Eugene Thomas, a 22-year-old Yale University senior from New York City, said working on-site was a priority. He accepted a product engineering job with farm-equipment giant
Deere
& Co. after a remote internship last summer and will participate in a two-year rotation at the company.
“I don’t even think I entertained the option of remote work,” he said. Remote school, he said, “felt like I was swimming in molasses or something—like I was just trying to push through. I felt a lack of motivation.”
Flexibility is still a key component for Mr. Thomas, who said he was able to get deadlines pushed back during his internship last summer after his mother was hospitalized. Other grads said the same; 68% of seniors surveyed by TimelyMD cited the importance of flexible work hours.
Some want that flexibility to include a choice between on-site and remote work. In fact, 60% of 571 respondents to a March and April survey of seniors from recruiting-software firm iCIMS said they wanted a hybrid arrangement.
Yet new grads aren’t as excited about full-time remote arrangements. Just 11% are interested in that setup, according to LaSalle Network’s March survey of more than 2,500 soon-to-be graduates.

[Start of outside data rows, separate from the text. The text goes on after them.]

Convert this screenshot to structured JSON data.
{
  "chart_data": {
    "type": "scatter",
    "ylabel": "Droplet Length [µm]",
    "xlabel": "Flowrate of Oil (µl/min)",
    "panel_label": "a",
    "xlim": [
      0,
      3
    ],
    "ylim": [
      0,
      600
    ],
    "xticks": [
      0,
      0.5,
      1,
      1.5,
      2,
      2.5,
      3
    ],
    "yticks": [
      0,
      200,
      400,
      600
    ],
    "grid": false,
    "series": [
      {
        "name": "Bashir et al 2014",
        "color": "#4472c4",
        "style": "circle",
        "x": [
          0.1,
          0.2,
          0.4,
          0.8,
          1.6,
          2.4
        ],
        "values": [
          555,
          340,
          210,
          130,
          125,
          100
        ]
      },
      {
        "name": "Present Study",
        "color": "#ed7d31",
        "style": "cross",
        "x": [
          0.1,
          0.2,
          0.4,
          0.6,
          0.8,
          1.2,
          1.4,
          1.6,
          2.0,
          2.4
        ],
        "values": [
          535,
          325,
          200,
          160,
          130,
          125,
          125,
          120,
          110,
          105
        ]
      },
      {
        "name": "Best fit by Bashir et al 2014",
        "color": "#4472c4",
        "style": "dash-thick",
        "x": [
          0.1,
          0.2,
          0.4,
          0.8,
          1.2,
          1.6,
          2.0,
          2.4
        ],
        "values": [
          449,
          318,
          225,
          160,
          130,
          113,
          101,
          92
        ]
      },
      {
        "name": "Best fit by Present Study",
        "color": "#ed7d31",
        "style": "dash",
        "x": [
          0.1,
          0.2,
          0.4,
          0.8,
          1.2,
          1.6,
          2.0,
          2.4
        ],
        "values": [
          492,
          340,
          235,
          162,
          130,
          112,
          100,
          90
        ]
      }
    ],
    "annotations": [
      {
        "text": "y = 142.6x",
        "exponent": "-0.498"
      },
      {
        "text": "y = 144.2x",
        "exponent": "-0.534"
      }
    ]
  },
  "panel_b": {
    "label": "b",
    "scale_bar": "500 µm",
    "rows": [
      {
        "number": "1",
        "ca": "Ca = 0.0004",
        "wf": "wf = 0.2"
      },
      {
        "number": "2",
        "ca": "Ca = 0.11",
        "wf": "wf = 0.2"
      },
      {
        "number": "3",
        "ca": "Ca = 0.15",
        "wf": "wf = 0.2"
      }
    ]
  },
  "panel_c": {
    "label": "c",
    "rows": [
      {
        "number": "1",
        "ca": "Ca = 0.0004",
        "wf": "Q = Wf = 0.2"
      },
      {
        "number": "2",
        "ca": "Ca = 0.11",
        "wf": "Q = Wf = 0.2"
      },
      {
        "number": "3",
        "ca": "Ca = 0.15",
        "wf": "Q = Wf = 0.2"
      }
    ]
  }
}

“I feel like I will get bored of just being at home all the time,” said Sydney Washington, a senior at the University of North Texas.
Networking
Students say they are looking for jobs on LinkedIn and on organizations’ job sites, in addition to connections from professors. They turn to social media and campus career centers for guidance in the process.
“They don’t really need our help in leveraging the digital tools in front of them,” said Julia Overton-Healy, director of career services at St. John Fisher College in Rochester, N.Y. “They need more help in how to engage in relationship building—how to have those first-contact conversations with an alum, for example.”
Sanja Marinovic, 21, initially struck out last fall when she applied to jobs in food safety and quality assurance. But she read career advice on Reddit, where users suggested seeking informational interviews first. Those introductory conversations helped her know what certifications to cite as she applied for roles.
For the job she eventually accepted—a food-safety auditing post in Los Angeles—she did a phone screen on a Friday and then did a panel interview on the following Tuesday, getting the formal offer the next day.
She was surprised by the speed, given how long other hiring teams had taken with her application. Her career adviser, at the SUNY College of Environmental Science and Forestry in Syracuse, N.Y., reviewed the offer with her and said the fast pace was normal in a tight labor market.
“It didn’t feel like there was a labor shortage when I was applying,” she said. “But once there was a company that was interested in me, they really seemed interested in me.”